The application natively built on the CM4 aarm64 platform is behaving with all the windowing / resizing and functionality we observe on the other 64bit platforms. You now have an essential data science tool performing on a reduced footprint and performing nonetheless! In fact, the markdown you are reading was generated with the very same version just built!

Other tools: Python 3.10 Jupyter Notebooks and Visual Studio Code

As Ubuntu 22.04 LTS comes with Python 3.10, it is straight-forward to implement the Python environment and Jupyter notebook on the aarm64 platform.

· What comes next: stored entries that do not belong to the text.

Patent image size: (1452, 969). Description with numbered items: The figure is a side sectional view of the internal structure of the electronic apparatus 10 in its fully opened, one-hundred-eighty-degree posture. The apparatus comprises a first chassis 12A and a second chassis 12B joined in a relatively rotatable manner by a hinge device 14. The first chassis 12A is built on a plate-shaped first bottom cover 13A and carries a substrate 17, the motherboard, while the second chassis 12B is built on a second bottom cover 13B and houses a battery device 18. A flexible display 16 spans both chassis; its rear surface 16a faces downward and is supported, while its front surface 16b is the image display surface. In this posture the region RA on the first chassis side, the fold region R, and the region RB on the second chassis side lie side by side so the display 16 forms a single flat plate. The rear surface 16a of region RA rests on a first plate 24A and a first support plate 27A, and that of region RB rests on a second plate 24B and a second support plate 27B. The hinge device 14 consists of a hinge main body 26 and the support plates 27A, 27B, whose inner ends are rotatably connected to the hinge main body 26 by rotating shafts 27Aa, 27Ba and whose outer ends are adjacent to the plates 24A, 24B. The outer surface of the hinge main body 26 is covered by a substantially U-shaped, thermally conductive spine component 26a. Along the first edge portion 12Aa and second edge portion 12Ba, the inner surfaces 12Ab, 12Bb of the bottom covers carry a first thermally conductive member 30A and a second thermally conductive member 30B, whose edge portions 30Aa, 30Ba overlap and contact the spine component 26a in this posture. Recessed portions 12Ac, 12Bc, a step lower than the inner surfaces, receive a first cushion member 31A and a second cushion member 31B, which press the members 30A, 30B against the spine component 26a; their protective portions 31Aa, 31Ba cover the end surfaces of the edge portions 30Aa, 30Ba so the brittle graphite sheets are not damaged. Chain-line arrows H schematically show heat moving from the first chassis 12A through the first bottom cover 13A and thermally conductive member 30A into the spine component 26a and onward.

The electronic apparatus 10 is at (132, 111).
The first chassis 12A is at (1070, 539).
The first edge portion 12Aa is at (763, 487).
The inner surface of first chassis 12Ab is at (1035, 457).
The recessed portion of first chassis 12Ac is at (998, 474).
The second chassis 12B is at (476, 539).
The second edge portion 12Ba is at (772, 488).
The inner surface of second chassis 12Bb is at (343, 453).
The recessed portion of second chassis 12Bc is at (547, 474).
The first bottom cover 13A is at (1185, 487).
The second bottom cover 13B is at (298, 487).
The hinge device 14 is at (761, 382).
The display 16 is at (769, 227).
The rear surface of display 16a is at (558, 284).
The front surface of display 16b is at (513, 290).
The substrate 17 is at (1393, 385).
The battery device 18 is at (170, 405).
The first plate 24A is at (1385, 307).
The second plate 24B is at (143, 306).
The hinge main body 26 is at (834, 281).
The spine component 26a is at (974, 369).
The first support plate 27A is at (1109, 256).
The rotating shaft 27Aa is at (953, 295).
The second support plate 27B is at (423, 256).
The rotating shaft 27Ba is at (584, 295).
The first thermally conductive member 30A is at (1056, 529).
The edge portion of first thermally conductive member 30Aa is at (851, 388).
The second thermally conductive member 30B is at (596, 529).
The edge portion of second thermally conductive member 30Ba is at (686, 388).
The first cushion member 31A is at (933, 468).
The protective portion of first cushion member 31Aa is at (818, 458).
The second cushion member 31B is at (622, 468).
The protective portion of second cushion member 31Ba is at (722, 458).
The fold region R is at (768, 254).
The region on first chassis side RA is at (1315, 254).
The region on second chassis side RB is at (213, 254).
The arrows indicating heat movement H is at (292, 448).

Porting substantial size notebooks from a desktop to the aarm64 platform is demonstrated here.
Fig 11. - IPython notebook runs natively on aarm64

Fig 11. - IPython notebook runs natively on aarm64

Alternatively, it is equally possible to select the Visual Studio Code aarm64 application and perform development and/or studies for Data Science on the Pi4 / CM4!
Fig 12. - VS Code Statistical Analysis runs natively on aarm64

Fig 12. - VS Code Statistical Analysis runs natively on aarm64

Where to go from there…

After this extensive building exercise, it has now clearly demonstrated that multiple modern Data Science tools have their place on the aarm64 platform. The choice is yours to select the programming tool best suited for your task and you have lifted some platform restrictions. Further, it has been clearly demonstrated that with existing RAM and USB3.2 data storage size being essentially lifted, native builds are really possible. I can only hope that Data Science learners and established scientists will benefit from these broadening horizons and extend even further the aarm64 platform and Data Science applications reach. Enjoy and Use this new options!